Kata al-labin menurut kamus al-Munawwir adalah batu bata dan batu merah, sedangkan dalam kamus al-Munjid memiliki arti sesuatu yang berbahan keras.
عَنْ جَابِرٍ قَالَ نَهَى رَسُولُ الله صَلَّى اللهُ عَلَيْهِ وَسَلَّمَ أَنْ يُبْنَى عَلَى اْلقَبْرِ أَوْ يُزَادَ عَلَيْهِ أَوْ يُجَصَّصَ، زَادَ سُلَيْمَانُ بْنُ مُوسَى أَوْ يُكْتَبَ عَلَيْهِ [رَوَاهُ النَسَآئِى كِتَابَ الجَنَائِزِ جـ 4: 86].
Dari Jabir (diriwayatkan) ia berkata: Rasulullah SAW melarang dibangun suatu bangunan di atas kubur, atau ditambah tanahnya, atau diplester. Sulaiman ibn Musa menambah: Atau ditulis di atasnya [HR. an-Nasai, Kitab al-Jana’iz, Juz IV: 86].
Mayoritas ulama dalam kitab Minhajul Muslimin berpendapat bahwa memberikan penanda (nisan) pada kuburan adalah boleh, yang tidak boleh adalah penanda yang bertuliskan puji-pujian atau hal semacamnya yang berlebihan (al-Jazairi, terj., Musthofa ‘Aini, Amir Hamzah Fachruddin, Kholif Muttaqin, 2014: 621). Pendapat tersebut berlandaskan kepada hadis Nabi Muhammad:
عَنِ الْمُطَّلِبِ قَالَ لَمَّا مَاتَ عُثْمَانُ بْنُ مَظْعُونٍ أُخْرِجَ بِجَنَازَتِهِ فَدُفِنَ أَمَرَ النَّبِىُّ -صَلَّى اللهُ عَلَيْهِ وَسَلَّمَ- رَجُلاً أَنْ يَأْتِيَهُ بِحَجَرٍ فَلَمْ يَسْتَطِعْ حَمْلَهُ فَقَامَ إِلَيْهَا رَسُولُ اللهِ -صَلَّى اللهُ عَلَيْهِ وَسَلَّمَ- وَحَسَرَ عَنْ ذِرَاعَيْهِ – قَالَ كَثِيرٌ قَالَ الْمُطَّلِبُ قَالَ الَّذِى يُخْبِرُنِى ذَلِكَ عَنْ رَسُولِ اللهِ – صَلَّى اللهُ عَلَيْهِ وَسَلَّمَ – قَالَ – كَأَنِّى أَنْظُرُ إِلَى بَيَاضِ ذِرَاعَىْ رَسُولِ اللهِ – صَلَّى اللهُ عَلَيْهِ وَسَلَّمَ – حِينَ حَسَرَ عَنْهُمَا ثُمَّ حَمَلَهَا فَوَضَعَهَا عِنْدَ رَأْسِهِ وَقَالَ أَتَعَلَّمُ بِهَا قَبْرَ أَخِى وَأَدْفِنُ إِلَيْهِ مَنْ مَاتَ مِنْ أَهْلِى [رَوَاهُ أَبُوْ دَاوُدَ: 3206].

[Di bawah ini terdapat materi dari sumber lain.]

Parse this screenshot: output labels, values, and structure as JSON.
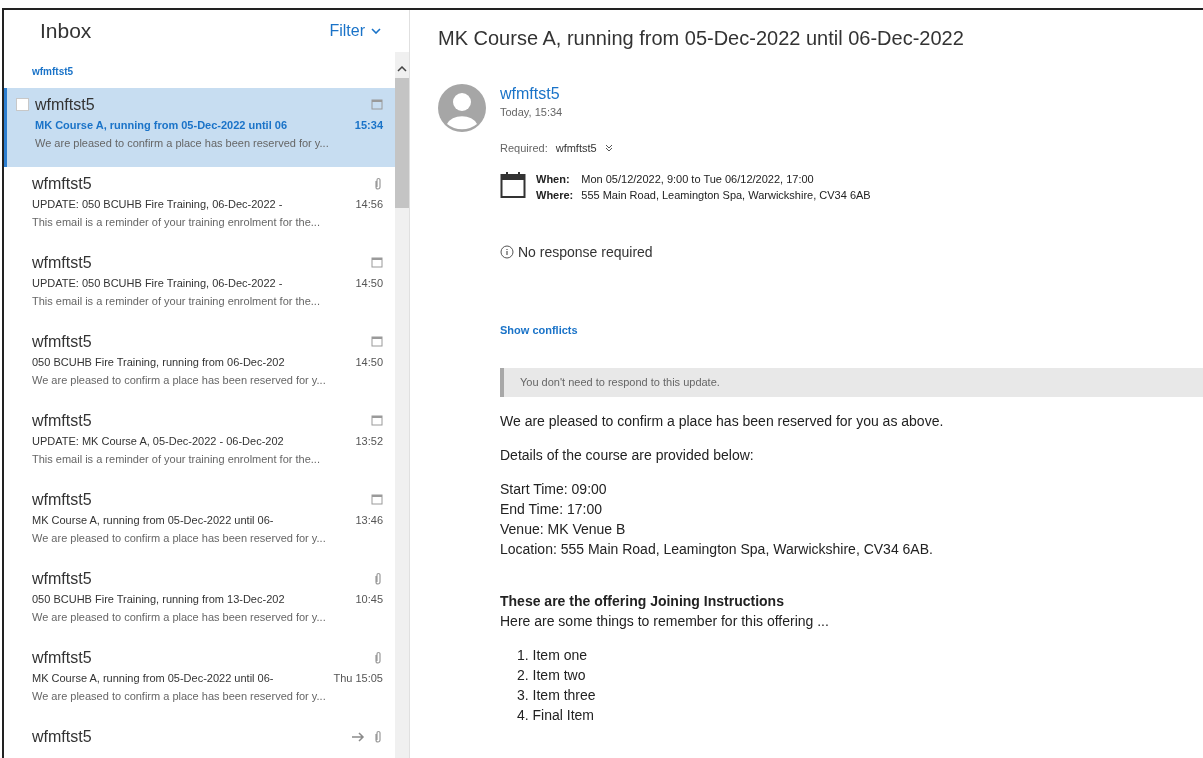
{
  "inbox": {
    "title": "Inbox",
    "filter": "Filter",
    "group_label": "wfmftst5",
    "messages": [
      {
        "sender": "wfmftst5",
        "subject": "MK Course A, running from 05-Dec-2022 until 06",
        "time": "15:34",
        "preview": "We are pleased to confirm a place has been reserved for y...",
        "forwarded": false,
        "attachment": false,
        "calendar": true,
        "selected": true
      },
      {
        "sender": "wfmftst5",
        "subject": "UPDATE: 050 BCUHB Fire Training, 06-Dec-2022 -",
        "time": "14:56",
        "preview": "This email is a reminder of your training enrolment for the...",
        "forwarded": false,
        "attachment": true,
        "calendar": false,
        "selected": false
      },
      {
        "sender": "wfmftst5",
        "subject": "UPDATE: 050 BCUHB Fire Training, 06-Dec-2022 -",
        "time": "14:50",
        "preview": "This email is a reminder of your training enrolment for the...",
        "forwarded": false,
        "attachment": false,
        "calendar": true,
        "selected": false
      },
      {
        "sender": "wfmftst5",
        "subject": "050 BCUHB Fire Training, running from 06-Dec-202",
        "time": "14:50",
        "preview": "We are pleased to confirm a place has been reserved for y...",
        "forwarded": false,
        "attachment": false,
        "calendar": true,
        "selected": false
      },
      {
        "sender": "wfmftst5",
        "subject": "UPDATE: MK Course A, 05-Dec-2022 - 06-Dec-202",
        "time": "13:52",
        "preview": "This email is a reminder of your training enrolment for the...",
        "forwarded": false,
        "attachment": false,
        "calendar": true,
        "selected": false
      },
      {
        "sender": "wfmftst5",
        "subject": "MK Course A, running from 05-Dec-2022 until 06-",
        "time": "13:46",
        "preview": "We are pleased to confirm a place has been reserved for y...",
        "forwarded": false,
        "attachment": false,
        "calendar": true,
        "selected": false
      },
      {
        "sender": "wfmftst5",
        "subject": "050 BCUHB Fire Training, running from 13-Dec-202",
        "time": "10:45",
        "preview": "We are pleased to confirm a place has been reserved for y...",
        "forwarded": false,
        "attachment": true,
        "calendar": false,
        "selected": false
      },
      {
        "sender": "wfmftst5",
        "subject": "MK Course A, running from 05-Dec-2022 until 06-",
        "time": "Thu 15:05",
        "preview": "We are pleased to confirm a place has been reserved for y...",
        "forwarded": false,
        "attachment": true,
        "calendar": false,
        "selected": false
      },
      {
        "sender": "wfmftst5",
        "forwarded": true,
        "attachment": true,
        "calendar": false,
        "selected": false
      }
    ]
  },
  "reading": {
    "subject": "MK Course A, running from 05-Dec-2022 until 06-Dec-2022",
    "sender": "wfmftst5",
    "date": "Today, 15:34",
    "required_label": "Required:",
    "required_value": "wfmftst5",
    "when_label": "When:",
    "when_value": "Mon 05/12/2022, 9:00 to Tue 06/12/2022, 17:00",
    "where_label": "Where:",
    "where_value": "555 Main Road, Leamington Spa, Warwickshire, CV34 6AB",
    "response": "No response required",
    "show_conflicts": "Show conflicts",
    "notice": "You don't need to respond to this update.",
    "body": [
      {
        "kind": "para",
        "text": "We are pleased to confirm a place has been reserved for you as above."
      },
      {
        "kind": "para",
        "text": "Details of the course are provided below:"
      },
      {
        "kind": "lines",
        "lines": [
          "Start Time: 09:00",
          "End Time: 17:00",
          "Venue: MK Venue B",
          "Location: 555 Main Road, Leamington Spa, Warwickshire, CV34 6AB."
        ]
      },
      {
        "kind": "heading",
        "text": "These are the offering Joining Instructions",
        "sub": "Here are some things to remember for this offering ..."
      },
      {
        "kind": "list",
        "lines": [
          "1. Item one",
          "2. Item two",
          "3. Item three",
          "4. Final Item"
        ]
      }
    ]
  }
}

Dari Muthalib (diriwayatkan) ia berkata: Tatkala Utsman bin Madz’un meninggal, jenazahnya dikeluarkan untuk dikuburkan, kemudian Nabi Muhammad SAW memerintahkan seorang laki-laki untuk meletakkan batu di atas kuburannya. Namun, ternyata lelaki itu tidak mampu untuk membawanya, maka Nabi beranjak untuk meletakkannya–Nabi mengukurnya dengan panjang dua kali tulang hastanya- Berkatalah kebanyakan bahwa al-Muthallib mengatakan telah mengabarkanlah kepadaku seseorang tentang yang demikian itu dari Rasulullah SAW, seseorang itu berkata, ‘Seakan-akan aku melihat putihnya kedua tulang hasta Rasulullah ketika beliau sedang merenggangkan keduanya kemudian membawanya dengan meletakkan di atas kepalanya dan beliau bersabda, “Aku memberi tanda pada kuburan saudaraku dengan batu ini, dan aku kuburkan di dekatnya orang yang wafat dari keluargaku” [HR. Abu Dawud: 3206].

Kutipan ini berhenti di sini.